The Mela seeks to highlight how India's craft practices can help balance the planet's ecology while sustaining India's cultural heritage, local livelihoods, and meeting the Millennium Development Goals.
New Delhi: Cultural relations did not only mean dance and music. The artisans are also crucial stakeholders in this, as they are also the backbone of the rural economy. Therefore, to showcase India's Craft Culture as part of Azadi Ka Amrit Mahotsava, the Indian Council of Cultural Relations (ICCR) will organise a three-day event titled 'Coalescence: Craft-Culture-Community-Climate' from 23 to 25 February 2022 at Chandini Bagh, Bikaner House, Pandara Road, New Delhi.
"This is essential for the diplomatic corps so that the embassy and various High Commission officials and diplomats from across the world can get a feel of India's craftsmanship and artisans' strengths," president of ICCR, Vinay Sahasrabuddhe, told the reporters.
The ICCR is run by the Ministry of External Affairs, and the Ministry also is organising weeklong celebrations from 21 to 27 February. Meenakshi Lekhi, Minister of State for External Affairs and Culture will inaugurate the event.
There are 22 craftspeople from 11 states exhibiting five forms of Indian Traditional Art Forms, Crafts (Bamboo Art), Textiles, Traditional and Folk Art, Beauty Aromatics and Recycled Products.
"During all three days, participating artisans in turn will give 45-60 minute talks with demonstrations of the skill or show videos to explain their creative processes to visitors. The Lec-dem will be on Gond Art of Madhya Pradesh; Miniature Art from Rajasthan; Bamboo Craft from Delhi; Kalamkari Art from Telangana; Moonj Grass Baskets from Uttar Pradesh; Warli Art from Maharashtra, Natural Dye-Cotton from Gujarat etc," he said.
Craftsmen would be exhibiting the best of their works, resulting from their continuous innovation and efforts. "These products are natural and organic material produced with non-polluting methods," Dr Sahasrabuddhe said.
The Mela seeks to highlight how India's craft practices can help balance the planet's ecology while sustaining India's cultural heritage, local livelihoods, and meeting the Millennium Development Goals, Dr Sahasrabuddhe said.
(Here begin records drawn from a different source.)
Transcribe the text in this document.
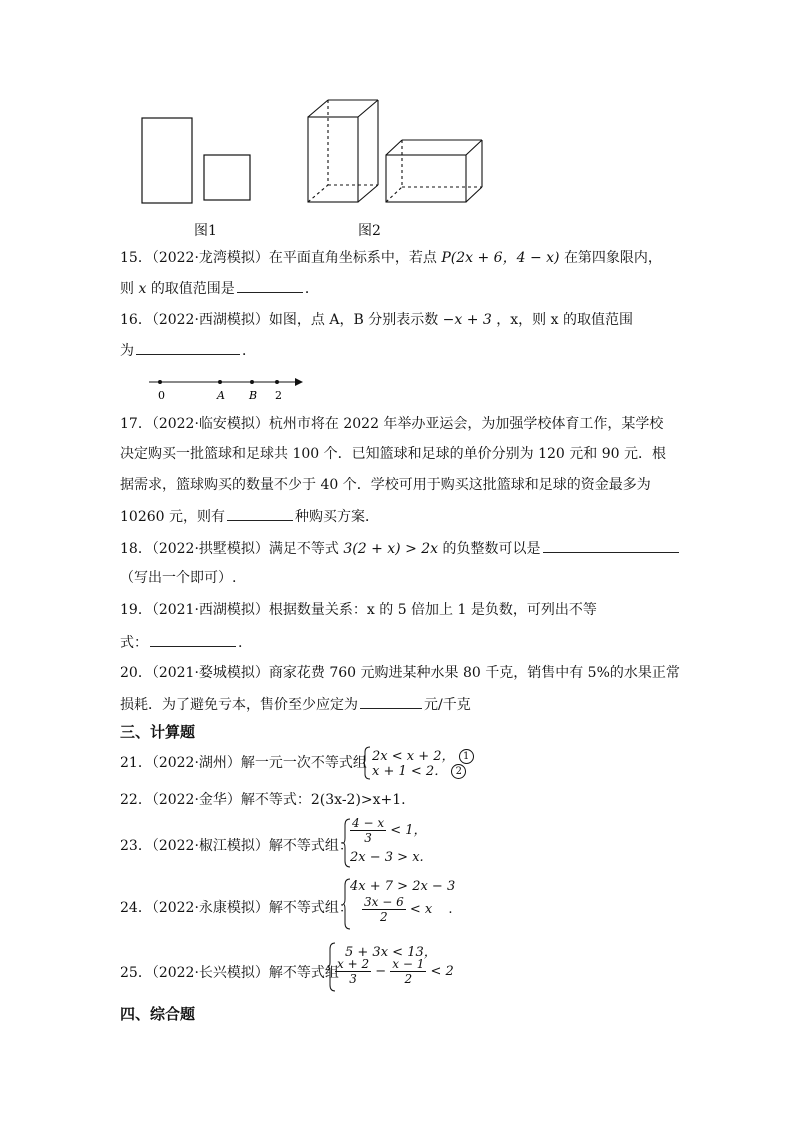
图1	图2
15．（2022·龙湾模拟）在平面直角坐标系中，若点 P(2x + 6，4 − x) 在第四象限内，
则 x 的取值范围是	．
16．（2022·西湖模拟）如图，点 A，B 分别表示数 −x + 3 ，x，则 x 的取值范围
为	．
0	A B 2
17．（2022·临安模拟）杭州市将在 2022 年举办亚运会，为加强学校体育工作，某学校
决定购买一批篮球和足球共 100 个．已知篮球和足球的单价分别为 120 元和 90 元．根
据需求，篮球购买的数量不少于 40 个．学校可用于购买这批篮球和足球的资金最多为
10260 元，则有	种购买方案．
18．（2022·拱墅模拟）满足不等式 3(2 + x) > 2x 的负整数可以是
（写出一个即可）.
19．（2021·西湖模拟）根据数量关系：x 的 5 倍加上 1 是负数，可列出不等
式：	.
20．（2021·婺城模拟）商家花费 760 元购进某种水果 80 千克，销售中有 5%的水果正常
损耗．为了避免亏本，售价至少应定为	元/千克
三、计算题
21．（2022·湖州）解一元一次不等式组 2x < x + 2， 1
x + 1 < 2． 2
22．（2022·金华）解不等式：2(3x-2)>x+1.
23．（2022·椒江模拟）解不等式组：
$\frac{4 - x}{3} < 1$，
2x − 3 > x.
24．（2022·永康模拟）解不等式组：
4x + 7 > 2x − 3
$\frac{3x - 6}{2} < x$ .
25．（2022·长兴模拟）解不等式组
5 + 3x < 13，
$\frac{x + 2}{3} - \frac{x - 1}{2} < 2$
四、综合题
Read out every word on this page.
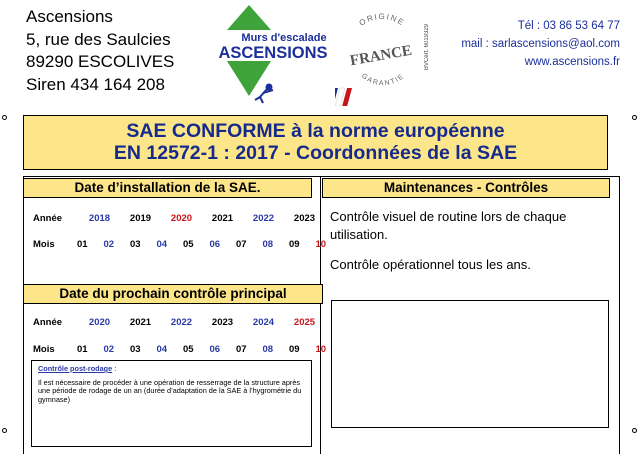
Ascensions
5, rue des Saulcies
89290 ESCOLIVES
Siren 434 164 208
Murs d'escalade
ASCENSIONS
ORIGINE
FRANCE
GARANTIE
BVCert. 6019329	Tél : 03 86 53 64 77
mail : sarlascensions@aol.com
www.ascensions.fr
SAE CONFORME à la norme européenne
EN 12572-1 : 2017 - Coordonnées de la SAE
Date d’installation de la SAE.
Année	2018	2019	2020	2021	2022	2023
Mois	01	02	03	04	05	06	07	08	09	10
Date du prochain contrôle principal
Année	2020	2021	2022	2023	2024	2025
Mois	01	02	03	04	05	06	07	08	09	10
Contrôle post-rodage :
Il est nécessaire de procéder à une opération de resserrage de la structure après une période de rodage de un an (durée d’adaptation de la SAE à l’hygrométrie du gymnase)
Maintenances - Contrôles
Contrôle visuel de routine lors de chaque utilisation.
Contrôle opérationnel tous les ans.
The work would depend on clean air, good soil, greenery, forest and plants, clean water, and sentient beings. "Indian culture, for these reasons, celebrates trees, rivers, mountains, forests, plants and animals. All are considered sacred and associated with some deity so that humans understand they have to be honoured, preserved and cherished for their survival," a statement from ICCR said. The Mela will be curated by Jaya Jaitley of Dastkari Haat Samiti, New Delhi.